Photo: REUTERS / copyright
After almost a week of blockades, the Canadian police finished clearing this Sunday one of the key bridges on the border with the United States, which had been taken by protesters who oppose mandatory vaccination.
Trucker protests against COVID-vaccine certification to cross the border had brought trade across the Ambassador Bridge in Windsor, Ontario to a standstill.
However, on Friday a judge issued an order to break up the protestalthough dozens of protesters remained defiant.
This Sunday, the police completely cleared the road, although it is still closed, according to BBC journalists at the scene.
what happened on sunday
In a statement, police said Sunday’s action resulted in “several arrests” and that several vehicles were also seized.
The operation began on Saturday morning, when many of the trucks involved they left peacefully by order of the authorities.
But as news of the police action spread, more protesters appeared, temporarily swelling the crowd.
On Sunday morning, however, only a few dozen people remained and the police resumed their operation.
Windsor Police warned people to avoid the bridge area, tweeting: “Operation will continue in the demonstration area and there will be zero tolerance for illegal activity.”
The protest has inspired others around the world to take similar action, in a bid to congest city streets and draw attention, as in France, the Netherlands and New Zealand.
Paris saw hundreds of vehicles converge on the city from across France on Saturday, in a demonstration aimed at disrupting traffic in protest against the use of covid passes to enter bars, restaurants and public spaces.
Hundreds of motorists were fined for the banned protests and dozens of people were arrested amid volleys of tear gas near the Champs-Élysées.
Many protesters also planned a protest in Brussels, home to several key EU institutions, to join a broader European movement based on the Canadian demonstrations.
Brussels has also banned the event.
By Robin Levinson-King, BBC News, Windsor
Police arrived to clear out the remaining protesters in the cold early Sunday morning, ending the blockade that had stopped ground traffic in one of Canada’s most important trade routes for almost a week.
Their numbers had dwindled overnight from hundreds of protesters on Saturday to just around 30 stalwarts willing to brave the overnight -17C temperature.
Police had erected concrete barricades, effectively enclosing their camps, located south of the Ambassador Bridge, and surrounded them with tactical gear.
“No one is doing anything there.
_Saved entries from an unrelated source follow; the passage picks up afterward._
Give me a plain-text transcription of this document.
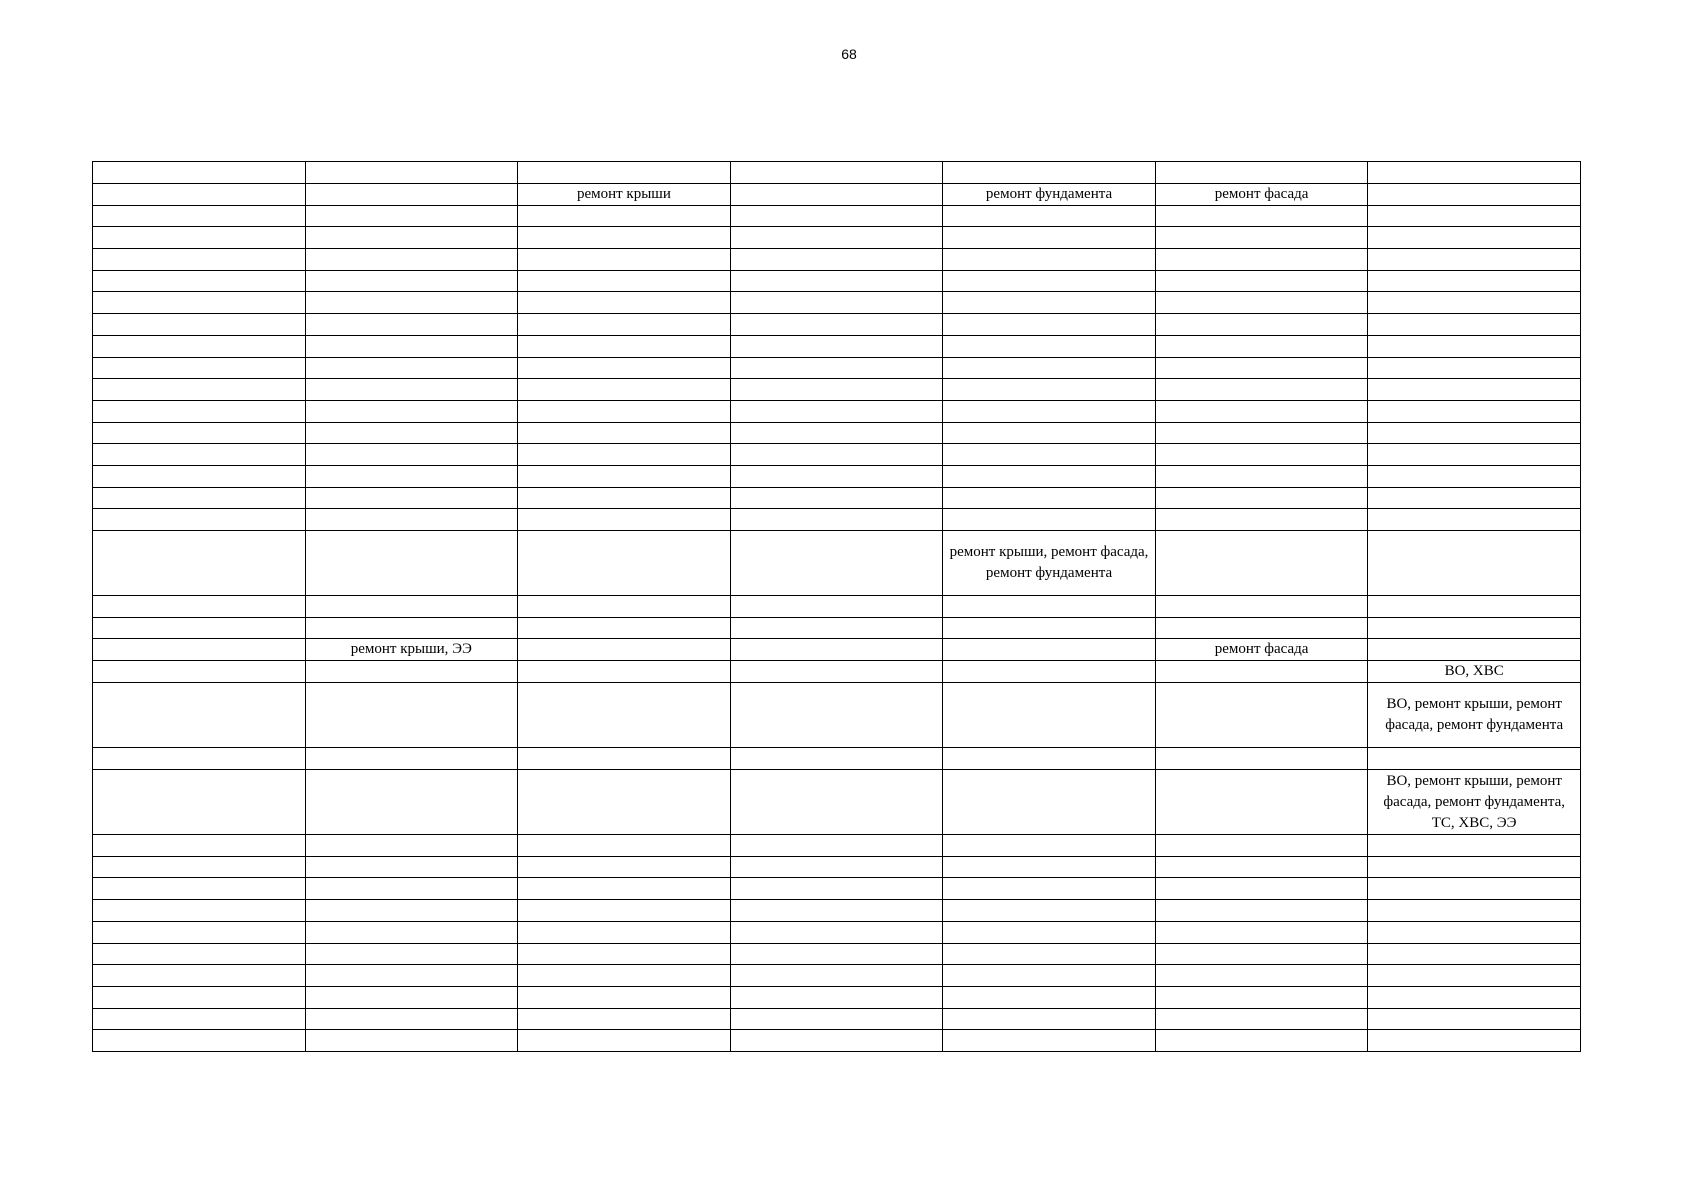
68

		ремонт крыши		ремонт фундамента	ремонт фасада	

				ремонт крыши, ремонт фасада, ремонт фундамента		

	ремонт крыши, ЭЭ				ремонт фасада	
						ВО, ХВС
						ВО, ремонт крыши, ремонт фасада, ремонт фундамента

						ВО, ремонт крыши, ремонт фасада, ремонт фундамента, ТС, ХВС, ЭЭ
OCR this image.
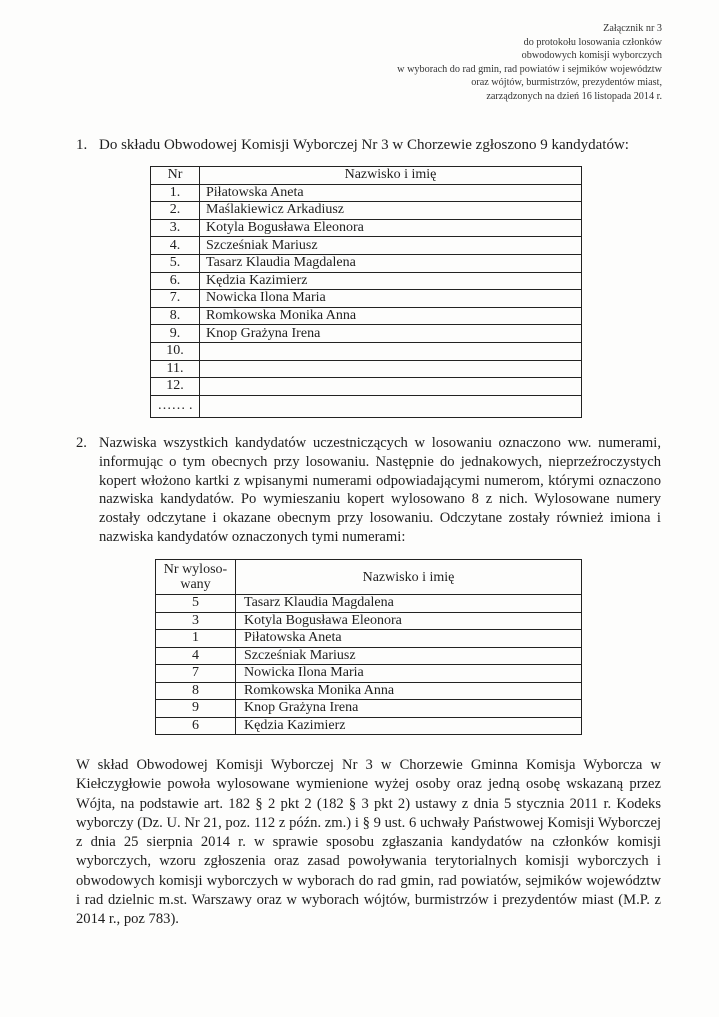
Załącznik nr 3
do protokołu losowania członków
obwodowych komisji wyborczych
w wyborach do rad gmin, rad powiatów i sejmików województw
oraz wójtów, burmistrzów, prezydentów miast,
zarządzonych na dzień 16 listopada 2014 r.
1. Do składu Obwodowej Komisji Wyborczej Nr 3 w Chorzewie zgłoszono 9 kandydatów:
Nr	Nazwisko i imię
1.	Piłatowska Aneta
2.	Maślakiewicz Arkadiusz
3.	Kotyla Bogusława Eleonora
4.	Szcześniak Mariusz
5.	Tasarz Klaudia Magdalena
6.	Kędzia Kazimierz
7.	Nowicka Ilona Maria
8.	Romkowska Monika Anna
9.	Knop Grażyna Irena
10.	
11.	
12.	
…… .	
2. Nazwiska wszystkich kandydatów uczestniczących w losowaniu oznaczono ww. numerami, informując o tym obecnych przy losowaniu. Następnie do jednakowych, nieprzeźroczystych kopert włożono kartki z wpisanymi numerami odpowiadającymi numerom, którymi oznaczono nazwiska kandydatów. Po wymieszaniu kopert wylosowano 8 z nich. Wylosowane numery zostały odczytane i okazane obecnym przy losowaniu. Odczytane zostały również imiona i nazwiska kandydatów oznaczonych tymi numerami:
Nr wyloso-wany	Nazwisko i imię
5	Tasarz Klaudia Magdalena
3	Kotyla Bogusława Eleonora
1	Piłatowska Aneta
4	Szcześniak Mariusz
7	Nowicka Ilona Maria
8	Romkowska Monika Anna
9	Knop Grażyna Irena
6	Kędzia Kazimierz
W skład Obwodowej Komisji Wyborczej Nr 3 w Chorzewie Gminna Komisja Wyborcza w Kiełczygłowie powoła wylosowane wymienione wyżej osoby oraz jedną osobę wskazaną przez Wójta, na podstawie art. 182 § 2 pkt 2 (182 § 3 pkt 2) ustawy z dnia 5 stycznia 2011 r. Kodeks wyborczy (Dz. U. Nr 21, poz. 112 z późn. zm.) i § 9 ust. 6 uchwały Państwowej Komisji Wyborczej z dnia 25 sierpnia 2014 r. w sprawie sposobu zgłaszania kandydatów na członków komisji wyborczych, wzoru zgłoszenia oraz zasad powoływania terytorialnych komisji wyborczych i obwodowych komisji wyborczych w wyborach do rad gmin, rad powiatów, sejmików województw i rad dzielnic m.st. Warszawy oraz w wyborach wójtów, burmistrzów i prezydentów miast (M.P. z 2014 r., poz 783).
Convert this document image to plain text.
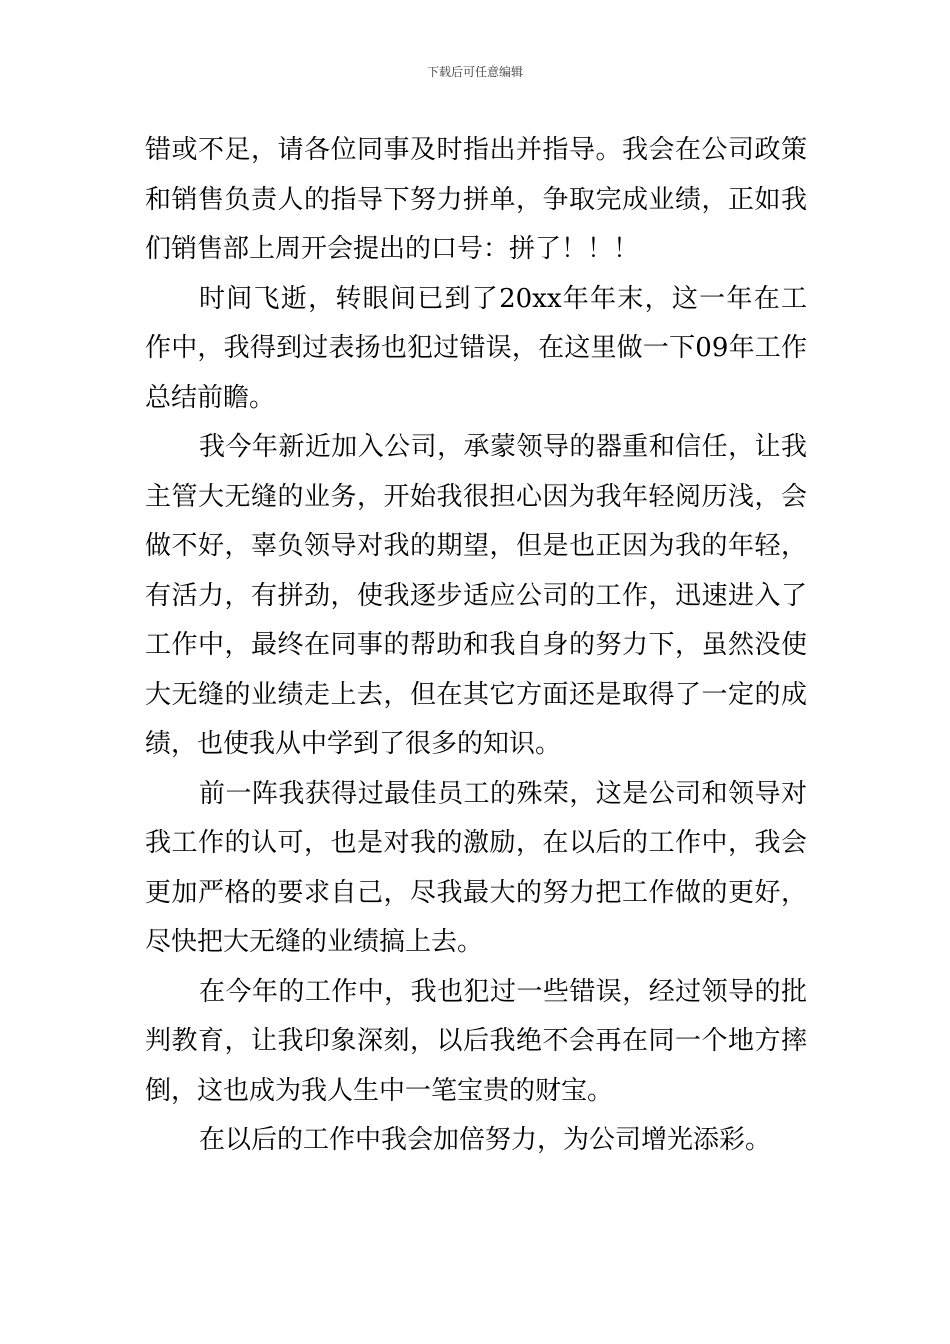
下载后可任意编辑

错或不足，请各位同事及时指出并指导。我会在公司政策和销售负责人的指导下努力拼单，争取完成业绩，正如我们销售部上周开会提出的口号：拼了！！！

时间飞逝，转眼间已到了20xx年年末，这一年在工作中，我得到过表扬也犯过错误，在这里做一下09年工作总结前瞻。

我今年新近加入公司，承蒙领导的器重和信任，让我主管大无缝的业务，开始我很担心因为我年轻阅历浅，会做不好，辜负领导对我的期望，但是也正因为我的年轻，有活力，有拼劲，使我逐步适应公司的工作，迅速进入了工作中，最终在同事的帮助和我自身的努力下，虽然没使大无缝的业绩走上去，但在其它方面还是取得了一定的成绩，也使我从中学到了很多的知识。

前一阵我获得过最佳员工的殊荣，这是公司和领导对我工作的认可，也是对我的激励，在以后的工作中，我会更加严格的要求自己，尽我最大的努力把工作做的更好，尽快把大无缝的业绩搞上去。

在今年的工作中，我也犯过一些错误，经过领导的批判教育，让我印象深刻，以后我绝不会再在同一个地方摔倒，这也成为我人生中一笔宝贵的财宝。

在以后的工作中我会加倍努力，为公司增光添彩。
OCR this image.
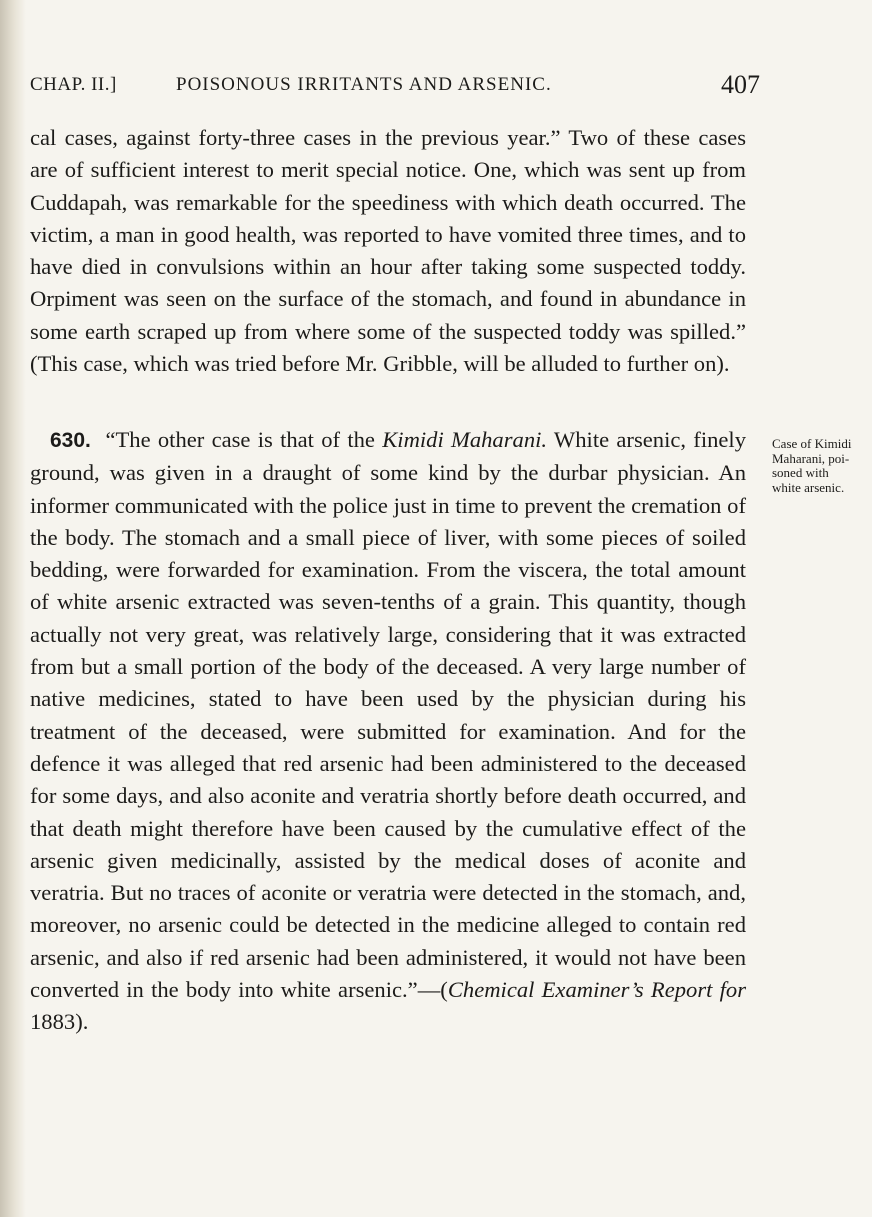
CHAP. II.]	POISONOUS IRRITANTS AND ARSENIC.	407

cal cases, against forty-three cases in the previous year.” Two of these cases are of sufficient interest to merit special notice. One, which was sent up from Cuddapah, was remarkable for the speediness with which death occurred. The victim, a man in good health, was reported to have vomited three times, and to have died in convulsions within an hour after taking some suspected toddy. Orpiment was seen on the surface of the stomach, and found in abundance in some earth scraped up from where some of the suspected toddy was spilled.” (This case, which was tried before Mr. Gribble, will be alluded to further on).

630. “The other case is that of the Kimidi Maharani. White arsenic, finely ground, was given in a draught of some kind by the durbar physician. An informer communicated with the police just in time to prevent the cremation of the body. The stomach and a small piece of liver, with some pieces of soiled bedding, were forwarded for examination. From the viscera, the total amount of white arsenic extracted was seven-tenths of a grain. This quantity, though actually not very great, was relatively large, considering that it was extracted from but a small portion of the body of the deceased. A very large number of native medicines, stated to have been used by the physician during his treatment of the deceased, were submitted for examination. And for the defence it was alleged that red arsenic had been administered to the deceased for some days, and also aconite and veratria shortly before death occurred, and that death might therefore have been caused by the cumulative effect of the arsenic given medicinally, assisted by the medical doses of aconite and veratria. But no traces of aconite or veratria were detected in the stomach, and, moreover, no arsenic could be detected in the medicine alleged to contain red arsenic, and also if red arsenic had been administered, it would not have been converted in the body into white arsenic.”—(Chemical Examiner’s Report for 1883).

Case of Kimidi
Maharani, poi-
soned with
white arsenic.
We are all standing with our Canadian flags, we want freedom,” protester Tyler Kok told the BBC.
“I heard one of the cops say ‘we’ll be taking the trucks first,’ so I mean it’s like the beginning of the end. I was hoping that it would not end like this, I was hoping that the police would allow us to continue protesting peacefully,” he added.
That protest had already cost the country hundreds of millions of dollars in lost trade.
About a kilometer further on, after dispersing Kok and his friends, the police moved in to take down a second small encampment.
The horns blared in protest, but since the police outnumbered the protesters, their sound was a swan song, not a war cry.